Les pentes telles que celles d'Idjwi sont idéales car le terrain permet d'arrêter l'érosion du sol.
Au milieu de cette photo, on peut voir les rangées de séchoirs à café.
C'est là que sont placés les fruits rouges mûrs du café - également appelés cerises - après avoir été cueillis à la main sur les arbres.
Jacques, 29 ans, ancien combattant, trie dans le séchoir à café avec ses collègues.
Il s'agit d'une autre étape du contrôle de la qualité, au cours de laquelle les cerises pas assez mûres ou abîmées qui se sont retrouvées dans la récolte sont éliminées.
Dans l'ensemble du secteur, plus ce processus est rigoureux, plus les notes de goût attribuées aux producteurs de café sont élevées.
Ensuite, la couche extérieure rouge du café est éliminée au cours d'un processus appelé mouture.
Certains producteurs utilisent le broyage par voie humide - également appelé "café lavé", tandis que d'autres utilisent le broyage par voie sèche - appelé "naturel".

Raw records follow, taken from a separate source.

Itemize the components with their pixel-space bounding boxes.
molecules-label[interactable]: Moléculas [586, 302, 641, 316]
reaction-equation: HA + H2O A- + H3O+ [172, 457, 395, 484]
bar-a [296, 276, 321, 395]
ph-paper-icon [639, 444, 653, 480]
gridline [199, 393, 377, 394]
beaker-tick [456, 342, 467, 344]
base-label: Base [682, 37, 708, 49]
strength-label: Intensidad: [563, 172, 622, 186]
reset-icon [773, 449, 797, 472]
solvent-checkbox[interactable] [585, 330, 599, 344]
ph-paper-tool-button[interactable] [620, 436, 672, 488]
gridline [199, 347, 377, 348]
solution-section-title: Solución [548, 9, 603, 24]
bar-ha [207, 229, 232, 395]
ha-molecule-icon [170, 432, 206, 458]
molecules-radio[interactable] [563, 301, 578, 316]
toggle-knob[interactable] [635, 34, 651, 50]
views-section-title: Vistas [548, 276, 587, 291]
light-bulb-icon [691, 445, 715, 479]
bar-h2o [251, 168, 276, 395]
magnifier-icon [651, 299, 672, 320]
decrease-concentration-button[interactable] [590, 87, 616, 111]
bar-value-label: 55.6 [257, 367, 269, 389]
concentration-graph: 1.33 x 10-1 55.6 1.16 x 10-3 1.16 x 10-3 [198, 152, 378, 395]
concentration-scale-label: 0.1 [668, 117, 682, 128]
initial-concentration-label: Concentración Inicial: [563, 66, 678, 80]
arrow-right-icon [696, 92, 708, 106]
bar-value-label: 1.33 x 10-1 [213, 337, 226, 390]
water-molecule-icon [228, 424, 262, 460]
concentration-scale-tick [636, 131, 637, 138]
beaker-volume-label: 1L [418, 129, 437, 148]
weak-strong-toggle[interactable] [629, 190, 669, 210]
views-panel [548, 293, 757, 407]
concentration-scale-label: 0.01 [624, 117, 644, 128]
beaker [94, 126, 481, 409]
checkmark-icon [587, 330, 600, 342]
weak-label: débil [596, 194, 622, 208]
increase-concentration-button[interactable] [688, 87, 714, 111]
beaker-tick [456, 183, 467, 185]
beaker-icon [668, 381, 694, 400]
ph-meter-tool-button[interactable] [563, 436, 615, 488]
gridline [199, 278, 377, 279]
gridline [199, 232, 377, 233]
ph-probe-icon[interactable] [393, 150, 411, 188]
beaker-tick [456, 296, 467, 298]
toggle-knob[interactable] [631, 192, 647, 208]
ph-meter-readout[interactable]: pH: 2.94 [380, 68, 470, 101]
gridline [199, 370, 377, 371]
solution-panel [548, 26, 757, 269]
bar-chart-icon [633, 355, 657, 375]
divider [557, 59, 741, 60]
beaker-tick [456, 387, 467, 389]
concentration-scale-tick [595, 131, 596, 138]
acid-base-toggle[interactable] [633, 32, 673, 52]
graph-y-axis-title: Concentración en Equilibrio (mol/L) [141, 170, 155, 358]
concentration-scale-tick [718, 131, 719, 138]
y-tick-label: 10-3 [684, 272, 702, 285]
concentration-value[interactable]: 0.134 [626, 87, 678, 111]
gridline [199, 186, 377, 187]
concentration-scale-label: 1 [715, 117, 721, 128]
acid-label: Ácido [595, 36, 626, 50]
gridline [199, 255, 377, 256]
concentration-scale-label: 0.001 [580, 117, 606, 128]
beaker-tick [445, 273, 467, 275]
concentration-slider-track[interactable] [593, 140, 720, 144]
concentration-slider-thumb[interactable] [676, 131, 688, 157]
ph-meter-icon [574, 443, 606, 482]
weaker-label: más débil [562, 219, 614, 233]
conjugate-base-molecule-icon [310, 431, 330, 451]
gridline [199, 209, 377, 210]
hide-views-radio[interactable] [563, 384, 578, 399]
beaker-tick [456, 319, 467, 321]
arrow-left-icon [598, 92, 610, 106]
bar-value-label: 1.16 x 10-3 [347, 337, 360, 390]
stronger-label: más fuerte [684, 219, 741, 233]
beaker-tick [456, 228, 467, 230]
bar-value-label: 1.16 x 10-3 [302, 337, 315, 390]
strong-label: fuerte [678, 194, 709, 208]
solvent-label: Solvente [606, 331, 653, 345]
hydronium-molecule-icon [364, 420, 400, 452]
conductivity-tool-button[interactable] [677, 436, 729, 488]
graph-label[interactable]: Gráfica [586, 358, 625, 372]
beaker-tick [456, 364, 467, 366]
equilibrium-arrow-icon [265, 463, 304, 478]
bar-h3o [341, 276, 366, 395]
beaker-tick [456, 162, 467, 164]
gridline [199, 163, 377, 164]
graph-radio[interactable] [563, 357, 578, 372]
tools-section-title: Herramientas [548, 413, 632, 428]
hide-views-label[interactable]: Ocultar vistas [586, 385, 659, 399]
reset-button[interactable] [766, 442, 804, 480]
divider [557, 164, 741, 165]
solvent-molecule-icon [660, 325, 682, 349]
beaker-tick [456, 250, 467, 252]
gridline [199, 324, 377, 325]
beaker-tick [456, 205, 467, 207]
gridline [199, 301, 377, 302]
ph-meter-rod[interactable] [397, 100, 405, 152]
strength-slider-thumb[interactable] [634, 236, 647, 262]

SCPNCK suit la méthode humide, qui met en valeur l'origine et le terroir distinctifs du grain en le débarrassant de la parchemin et du mucilage, ainsi que de la pulpe rouge.
Après le lavage, le café est séché.
Bisimwa Kabo, 27 ans, ancien soldat devenu goûteur de café, est chargé de veiller à ce que le produit soit de la plus haute qualité.
Un ou deux grains acides peuvent altérer le goût d'un lot entier.
La dernière étape du processus consiste à placer les haricots secs dans des sacs prêts à être livrés.
La torréfaction et le broyage ont généralement lieu dans le pays de destination, et sont effectués par le distributeur.
"Dans les années 1980, nous exportions du café vers les États-Unis, le Soudan et l'Éthiopie", déclare Christine Mugoli, de l'Office national des produits agricoles congolais, ajoutant que la production annuelle s'élevait alors à 500 000 tonnes, contre seulement 10 000 tonnes aujourd'hui.
Les exportations étaient gérées par le gouvernement il y a plusieurs décennies, mais aujourd'hui elles sont entre les mains des coopératives, ajoute-t-elle, bien qu'un investissement plus important du gouvernement soit prévu.
"On peut dire que le gouvernement a un peu abandonné la culture du café", dit-elle.
"Nous voulons encore nous battre pour reprendre notre place parmi les principaux pays producteurs de café d'Afrique et du monde."
Koko Bikuba espère que cette vision permettra de reproduire le succès de l'île d'Idjwi.
"Je demande juste aux autorités de renforcer la sécurité dans l'est du pays, afin que d'autres soldats ayant les mêmes envies puissent saisir ce genre d'opportunité."